Il peso del digitale
Il software domina ancora il mondo, ma a costruirlo oggi sono acciaio, cemento e silicio. L’AI segna il ritorno alla materia.
Quarant’anni fa, nel 1985, Italo Calvino scriveva le Lezioni americane – sei conferenze pensate per Harvard, mai pronunciate a causa della sua morte improvvisa, pochi mesi prima della partenza per gli Stati Uniti. In una di quelle pagine che oggi rileggeremmo come un documento di futurologia letteraria, Calvino profetizzava che il mondo sarebbe stato dominato dal “software”. Un’intuizione che all’epoca suonava poetica, quasi stravagante, e che invece è diventata la più fredda delle realtà. Il software ha dominato la nostra epoca. Ma ora che pronunciamo quella parola magica – AI – con la stessa leggerezza con cui negli anni Duemila dicevamo app, ci accorgiamo che dietro l’immateriale si nasconde il peso del materiale. Siamo tornati alla fisica dopo decenni di metafisica digitale.
Oggi, mentre tutti discutono di ChatGPT, Gemini o Claude, uno degli uomini più ricchi del mondo non è un pioniere dell’intelligenza artificiale, ma Larry Ellison, fondatore di Oracle, il signore dei database e delle infrastrutture, a capo di un colosso del software aziendale che sostiene i sistemi informatici di mezzo pianeta, dalle banche alle pubbliche amministrazioni. Uno che da giovane frequentava Bill Gates, ma non per scrivere codice: per costruire il cemento digitale su cui quel codice avrebbe girato. E infatti, con i suoi data center e i 3 trilioni di dollari di investimenti previsti nel mondo, Ellison si ritrova di nuovo in cima alla piramide, come un architetto romano che osserva i barbari dell’AI correre sulle strade che lui ha lastricato.

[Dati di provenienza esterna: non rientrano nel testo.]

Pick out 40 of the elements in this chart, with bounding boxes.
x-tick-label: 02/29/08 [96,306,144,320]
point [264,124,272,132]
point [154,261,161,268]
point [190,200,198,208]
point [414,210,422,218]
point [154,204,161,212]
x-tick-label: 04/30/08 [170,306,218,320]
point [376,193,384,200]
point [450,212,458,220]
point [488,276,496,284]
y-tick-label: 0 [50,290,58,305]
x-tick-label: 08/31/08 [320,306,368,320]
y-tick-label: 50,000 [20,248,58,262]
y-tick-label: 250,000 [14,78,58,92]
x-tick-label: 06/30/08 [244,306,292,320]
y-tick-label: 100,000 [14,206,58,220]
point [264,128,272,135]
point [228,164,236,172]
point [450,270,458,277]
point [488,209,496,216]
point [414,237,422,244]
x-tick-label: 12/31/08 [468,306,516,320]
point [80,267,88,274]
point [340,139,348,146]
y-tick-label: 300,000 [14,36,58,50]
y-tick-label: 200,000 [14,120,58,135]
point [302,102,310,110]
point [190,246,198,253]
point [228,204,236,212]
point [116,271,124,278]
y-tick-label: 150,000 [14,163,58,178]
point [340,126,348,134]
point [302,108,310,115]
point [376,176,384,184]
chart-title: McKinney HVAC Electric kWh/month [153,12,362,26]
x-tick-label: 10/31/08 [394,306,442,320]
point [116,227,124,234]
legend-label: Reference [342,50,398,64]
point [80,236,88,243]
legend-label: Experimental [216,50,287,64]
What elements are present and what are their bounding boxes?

Calvino, se fosse vissuto abbastanza per vedere i server di Google nel deserto del Nevada, avrebbe forse aggiunto una settima lezione: la “pesantezza”. Perché è questo che oggi sta tornando. La leggerezza del software, che sembrava poter fluttuare in un cloud immateriale, si appoggia su milioni di tonnellate di acciaio, cemento, silicio e litio. Ogni algoritmo che chiediamo a una macchina di eseguire comporta l’accensione di turbine, il raffreddamento di server, il pompaggio di acqua. È l’infrastruttura, bellezza.
E così, mentre gli occhi sono puntati sull’intelligenza artificiale, i veri vincitori stanno scavando fondamenta. È una legge antica della tecnologia: quando tutti guardano alla superficie, il potere si sposta nel sottosuolo. Valeva per le reti ferroviarie nell’Ottocento, per i cavi telefonici nel Novecento e vale oggi per i data center. L’AI è il nuovo software, ma il software – per vivere – ha bisogno di un nuovo tipo di hardware planetario.

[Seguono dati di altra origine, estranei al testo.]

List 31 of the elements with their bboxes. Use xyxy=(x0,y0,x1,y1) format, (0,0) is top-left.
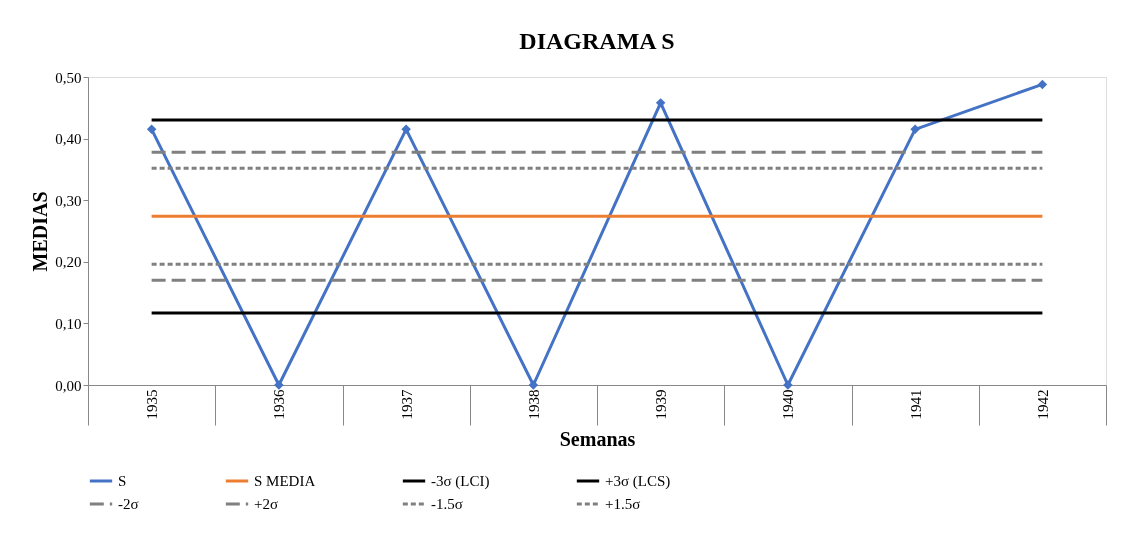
x-tick-label: 1937 xyxy=(398,389,415,420)
y-tick-label: 0,20 xyxy=(55,254,82,271)
y-tick-label: 0,30 xyxy=(55,192,82,209)
point xyxy=(401,124,411,135)
x-tick-label: 1936 xyxy=(271,389,288,420)
y-tick-label: 0,50 xyxy=(55,69,82,86)
y-tick-label: 0,40 xyxy=(55,131,82,148)
point xyxy=(1037,79,1048,90)
legend-label: S xyxy=(118,473,127,489)
x-tick-label: 1940 xyxy=(780,389,797,420)
x-tick-label: 1941 xyxy=(907,389,924,420)
legend-label: -1.5σ xyxy=(431,496,463,512)
legend-label: +3σ (LCS) xyxy=(605,473,671,490)
legend-label: +1.5σ xyxy=(605,496,641,512)
chart-title: DIAGRAMA S xyxy=(519,28,675,54)
legend-label: -2σ xyxy=(118,496,139,512)
legend-label: +2σ xyxy=(254,496,279,512)
legend-label: S MEDIA xyxy=(254,473,316,489)
y-tick-label: 0,00 xyxy=(55,377,82,394)
x-tick-label: 1939 xyxy=(653,389,670,420)
x-tick-label: 1938 xyxy=(525,389,542,420)
x-tick-label: 1935 xyxy=(144,389,161,420)
legend-label: -3σ (LCI) xyxy=(431,473,490,490)
x-axis-title: Semanas xyxy=(559,428,636,450)
y-axis-title: MEDIAS xyxy=(29,191,52,272)
point xyxy=(910,124,920,135)
y-tick-label: 0,10 xyxy=(55,315,82,332)
x-tick-label: 1942 xyxy=(1034,389,1051,420)
point xyxy=(655,98,666,108)
point xyxy=(146,124,157,135)
point xyxy=(528,380,539,390)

C’è qualcosa di ironico in questo ritorno alla materia. Per anni abbiamo ripetuto lo slogan software is eating the world, il software divora il mondo. Ma ora il mondo, con i suoi limiti fisici ed energetici, si sta riprendendo la rivincita. L’AI non è solo una sfida di algoritmi, ma di infrastrutture, di energia, di sostenibilità. È un nuovo rinascimento industriale in cui il cloud si costruisce con le ruspe.

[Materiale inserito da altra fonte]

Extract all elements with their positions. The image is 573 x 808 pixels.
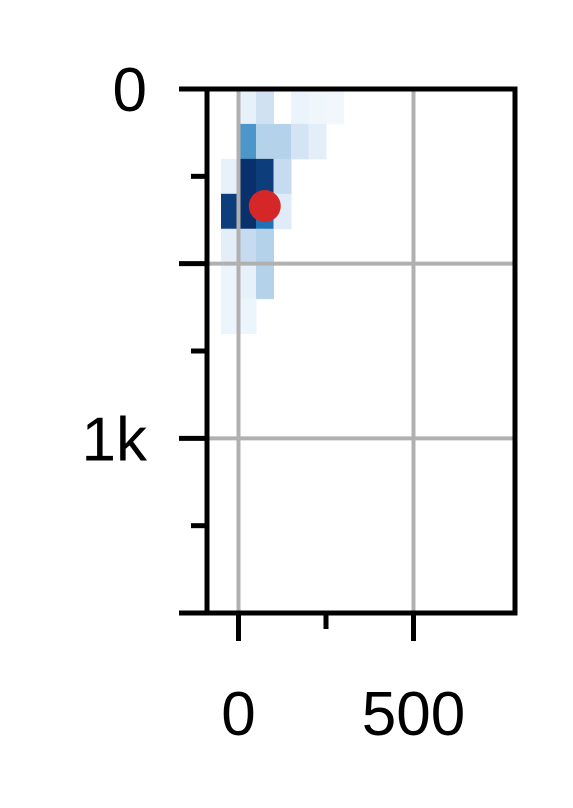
heatmap-cell [256, 263, 274, 300]
heatmap-cell [221, 263, 239, 300]
heatmap-cell [238, 228, 257, 265]
x-tick-label: 500 [362, 680, 465, 749]
heatmap-cell [238, 89, 257, 125]
x-tick-label: 0 [221, 680, 255, 749]
heatmap-cell [238, 298, 257, 335]
heatmap-cell [326, 89, 344, 125]
heatmap-cell [256, 89, 274, 125]
heatmap-cell [291, 89, 309, 125]
heatmap-cell [221, 298, 239, 335]
heatmap-cell [221, 158, 239, 195]
heatmap-cell [221, 228, 239, 265]
y-tick-label: 0 [113, 56, 147, 125]
heatmap-cell [291, 123, 309, 160]
heatmap-cells [221, 89, 344, 335]
marker-layer [248, 190, 281, 223]
heatmap-cell [256, 228, 274, 265]
y-tick-label: 1k [82, 405, 148, 474]
axis-ticks: 0 1k 0 500 [82, 56, 466, 749]
grid-lines [207, 89, 515, 613]
heatmap-cell [238, 123, 257, 160]
heatmap-cell [256, 158, 274, 195]
heatmap-cell [221, 193, 239, 230]
heatmap-cell [308, 123, 327, 160]
heatmap-cell [238, 158, 257, 195]
marker-point [248, 190, 281, 223]
heatmap-cell [256, 123, 274, 160]
heatmap-cell [273, 158, 292, 195]
heatmap-cell [238, 263, 257, 300]
heatmap-cell [308, 89, 327, 125]
heatmap-cell [273, 123, 292, 160]
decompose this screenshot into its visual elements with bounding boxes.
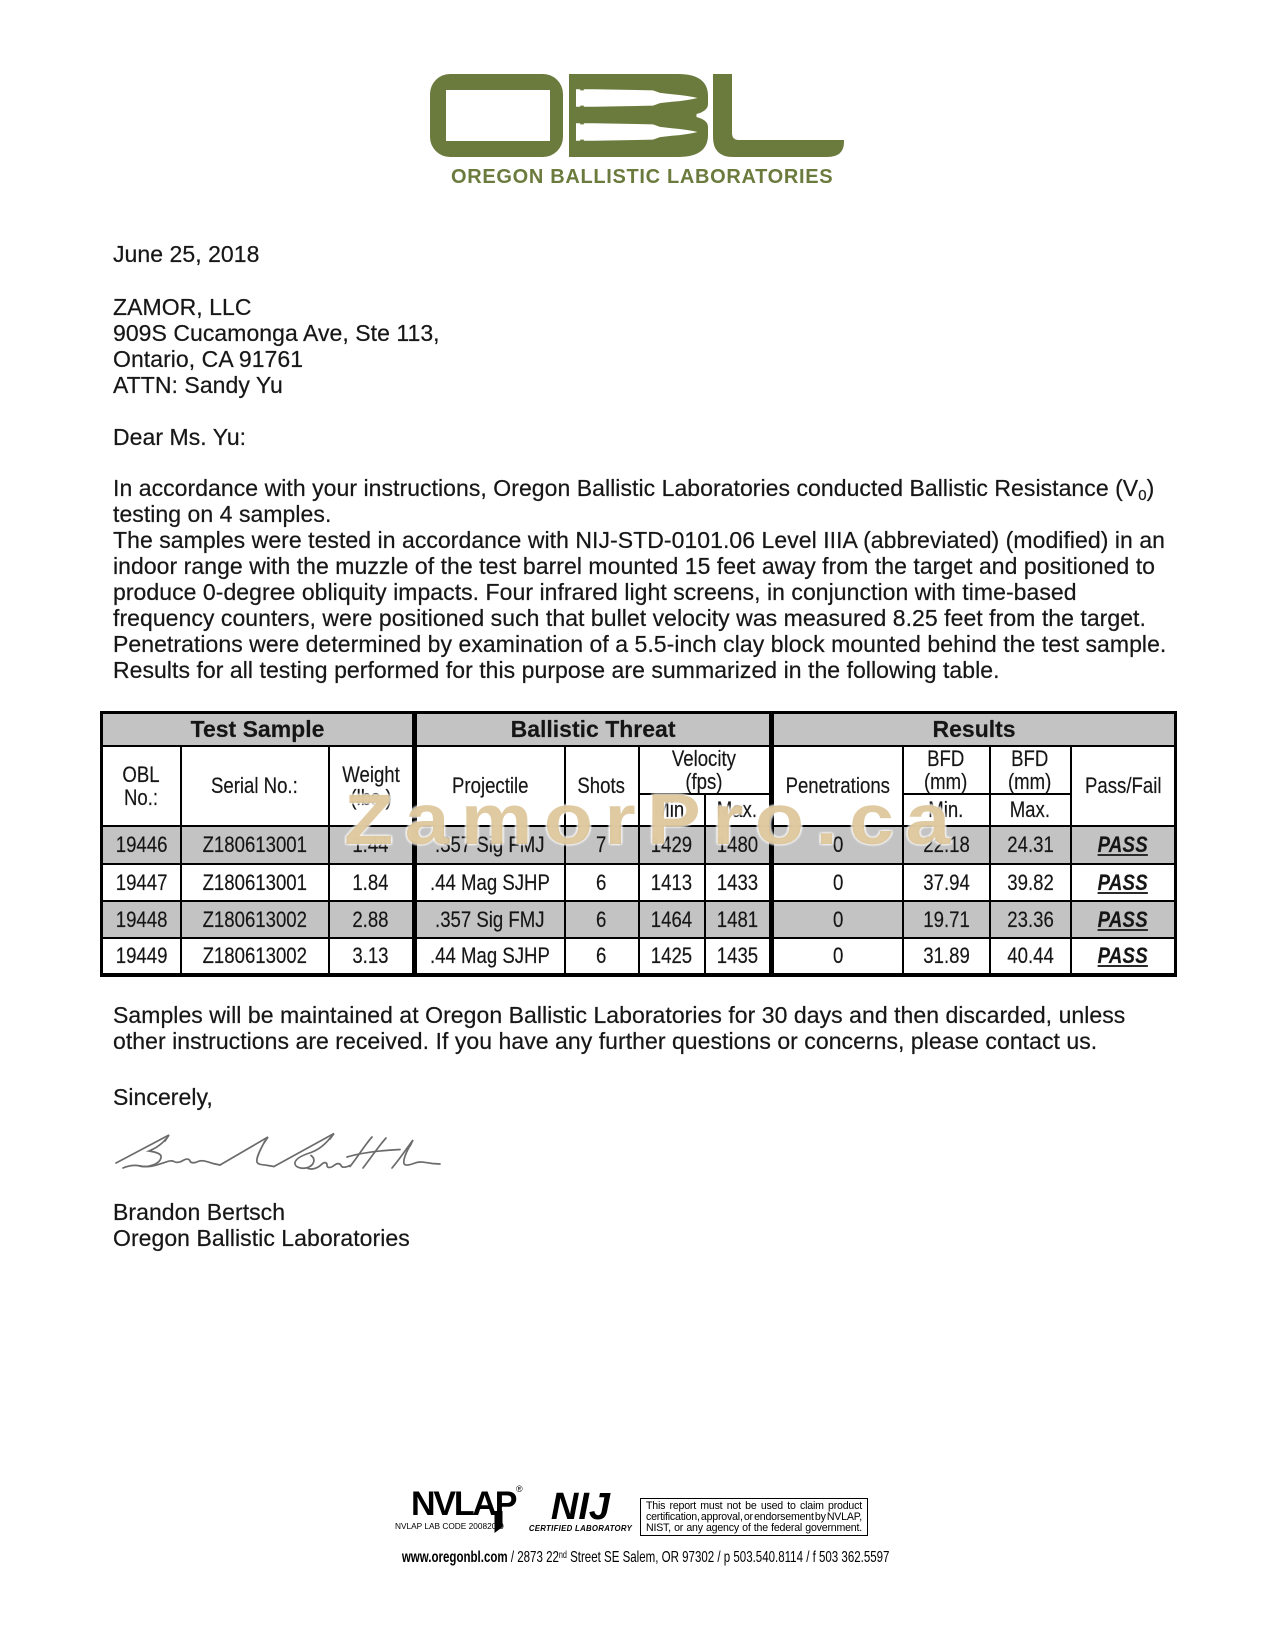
svg-text:OREGON BALLISTIC LABORATORIES: OREGON BALLISTIC LABORATORIES xyxy=(451,166,833,188)
svg-text:®: ® xyxy=(516,1484,523,1494)
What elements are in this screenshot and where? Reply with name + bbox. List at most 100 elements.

Non è finita l’era del software. È finita l’illusione della sua leggerezza. Calvino, che della leggerezza fece una virtù poetica, ci aveva avvertito: la vera sfida è dare al pensiero la consistenza di una nuvola senza dimenticare il peso della realtà. E oggi, mentre i miliardi si spostano dai laboratori di AI ai cantieri dei data center, sembra di rivedere quella lezione incarnata in silicio e calcestruzzo. Il mondo, ancora una volta, non è dominato da chi scrive il codice, ma da chi decide dove quel codice abiterà.